After NFT prices soared in 2021, the value of NFT transactions fell 94 percent between 2021 and 2022, dropping from $233 million to $14 million, according to French analytics firm Artprice. Rather than focusing on the economic aspects, the organizers of the Pompidou exhibition have concentrated on the art itself. The gallery has become the first in Europe to establish an NFT art collection, with chief curator Marcella Lista stating that these artists will secure a place in art history, and insisting that their works will have longevity.

The decreased interest in NFTs and the broader drop in cryptocurrency values have allowed the Pompidou to acquire many of the works at a very low cost, with some pieces donated by their creators. Californian artist Robness, who contributed his work, attended the exhibition and found it a humbling experience. He prefers to concentrate on the creative aspect and likens NFTs to foundational technologies like email, which will continue to find applications.
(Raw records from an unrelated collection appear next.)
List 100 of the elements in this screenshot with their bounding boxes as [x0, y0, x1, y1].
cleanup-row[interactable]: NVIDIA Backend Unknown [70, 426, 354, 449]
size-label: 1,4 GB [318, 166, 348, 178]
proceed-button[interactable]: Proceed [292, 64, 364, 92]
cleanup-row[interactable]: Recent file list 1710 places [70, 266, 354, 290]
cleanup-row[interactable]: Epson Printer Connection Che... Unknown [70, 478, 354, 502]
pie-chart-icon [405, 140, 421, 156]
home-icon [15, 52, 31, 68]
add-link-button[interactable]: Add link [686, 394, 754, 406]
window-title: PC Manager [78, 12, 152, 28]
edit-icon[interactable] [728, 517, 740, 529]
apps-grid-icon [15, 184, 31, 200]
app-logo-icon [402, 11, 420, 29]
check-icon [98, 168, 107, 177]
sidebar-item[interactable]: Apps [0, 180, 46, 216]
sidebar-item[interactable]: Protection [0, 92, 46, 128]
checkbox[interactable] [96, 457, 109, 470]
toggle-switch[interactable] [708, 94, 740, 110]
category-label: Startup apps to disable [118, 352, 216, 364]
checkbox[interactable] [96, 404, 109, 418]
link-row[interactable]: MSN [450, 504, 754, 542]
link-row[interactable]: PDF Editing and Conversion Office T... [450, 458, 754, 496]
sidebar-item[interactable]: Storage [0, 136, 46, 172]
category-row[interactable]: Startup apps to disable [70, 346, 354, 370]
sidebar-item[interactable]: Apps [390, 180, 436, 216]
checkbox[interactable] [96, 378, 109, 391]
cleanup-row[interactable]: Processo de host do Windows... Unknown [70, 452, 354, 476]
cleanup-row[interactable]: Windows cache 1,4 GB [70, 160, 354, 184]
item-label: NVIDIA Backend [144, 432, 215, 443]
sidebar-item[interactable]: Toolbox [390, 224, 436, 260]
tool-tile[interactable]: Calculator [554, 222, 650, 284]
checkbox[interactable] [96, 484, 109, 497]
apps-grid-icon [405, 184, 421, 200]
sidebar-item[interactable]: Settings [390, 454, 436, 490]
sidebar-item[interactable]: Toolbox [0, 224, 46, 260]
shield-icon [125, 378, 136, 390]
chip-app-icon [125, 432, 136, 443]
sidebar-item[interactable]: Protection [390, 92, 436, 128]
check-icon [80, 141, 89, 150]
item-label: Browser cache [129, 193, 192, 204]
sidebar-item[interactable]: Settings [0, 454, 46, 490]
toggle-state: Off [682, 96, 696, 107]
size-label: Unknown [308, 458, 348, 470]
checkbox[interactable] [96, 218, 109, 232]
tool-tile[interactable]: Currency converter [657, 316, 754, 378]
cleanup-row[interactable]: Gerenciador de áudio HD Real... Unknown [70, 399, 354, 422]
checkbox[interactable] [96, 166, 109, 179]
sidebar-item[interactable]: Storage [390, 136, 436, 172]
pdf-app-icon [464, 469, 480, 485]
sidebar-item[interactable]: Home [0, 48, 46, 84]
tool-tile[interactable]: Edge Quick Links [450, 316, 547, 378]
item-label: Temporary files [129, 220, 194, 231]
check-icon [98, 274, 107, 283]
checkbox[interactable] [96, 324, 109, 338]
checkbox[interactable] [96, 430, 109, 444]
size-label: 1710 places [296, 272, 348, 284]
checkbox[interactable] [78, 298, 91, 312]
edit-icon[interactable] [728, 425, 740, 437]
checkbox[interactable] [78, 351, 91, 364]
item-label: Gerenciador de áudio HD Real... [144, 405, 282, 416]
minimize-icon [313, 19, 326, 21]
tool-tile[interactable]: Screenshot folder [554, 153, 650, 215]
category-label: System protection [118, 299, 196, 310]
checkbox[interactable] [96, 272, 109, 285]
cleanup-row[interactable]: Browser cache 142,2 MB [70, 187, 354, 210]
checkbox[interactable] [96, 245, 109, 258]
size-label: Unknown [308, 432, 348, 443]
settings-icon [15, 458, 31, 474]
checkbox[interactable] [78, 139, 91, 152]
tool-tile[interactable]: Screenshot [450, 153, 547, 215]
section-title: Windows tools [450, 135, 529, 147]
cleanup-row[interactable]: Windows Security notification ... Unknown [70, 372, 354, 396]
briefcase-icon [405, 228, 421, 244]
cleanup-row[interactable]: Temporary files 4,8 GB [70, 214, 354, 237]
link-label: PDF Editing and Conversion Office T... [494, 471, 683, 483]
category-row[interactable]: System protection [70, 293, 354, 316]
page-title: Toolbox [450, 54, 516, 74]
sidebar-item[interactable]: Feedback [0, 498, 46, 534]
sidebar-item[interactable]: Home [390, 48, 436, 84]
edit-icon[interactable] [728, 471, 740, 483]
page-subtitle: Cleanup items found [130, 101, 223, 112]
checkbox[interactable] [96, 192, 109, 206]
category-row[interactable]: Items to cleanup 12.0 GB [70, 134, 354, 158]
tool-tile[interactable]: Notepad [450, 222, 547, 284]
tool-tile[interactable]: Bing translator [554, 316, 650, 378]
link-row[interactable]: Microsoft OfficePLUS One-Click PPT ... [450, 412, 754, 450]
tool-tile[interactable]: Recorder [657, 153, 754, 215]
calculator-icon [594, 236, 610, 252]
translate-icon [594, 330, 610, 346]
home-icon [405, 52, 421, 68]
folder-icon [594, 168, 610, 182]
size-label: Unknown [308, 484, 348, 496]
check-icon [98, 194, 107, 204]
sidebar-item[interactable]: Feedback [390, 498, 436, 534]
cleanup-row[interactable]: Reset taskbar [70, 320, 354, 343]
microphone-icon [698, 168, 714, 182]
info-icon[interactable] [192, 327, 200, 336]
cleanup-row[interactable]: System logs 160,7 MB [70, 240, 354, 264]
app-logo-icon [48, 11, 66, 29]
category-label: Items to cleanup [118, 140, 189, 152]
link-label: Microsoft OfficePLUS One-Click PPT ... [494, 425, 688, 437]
The Pompidou exhibition features iconic NFT artworks, including a 3D “portrait” of Satoshi Nakamoto, the potentially fictional creator of Bitcoin, donated by Robness. Other works on display include “Bitchcoin,” a representation of a bitcoin created by Sarah Meyohas in 2015, and a well-known “CryptoPunk.” The exhibition provides visitors with a traditional art gallery experience, complete with whitewashed walls and explanatory cards accompanying digital works displayed on screens.

Despite the low prices paid for the artworks, the gallery faced challenges in acquiring them. Accounting rules prevented the Pompidou from purchasing the works using cryptocurrency, and blockchain records were not considered sufficient. As a result, the works were paid for in euros, and contracts were signed under French law.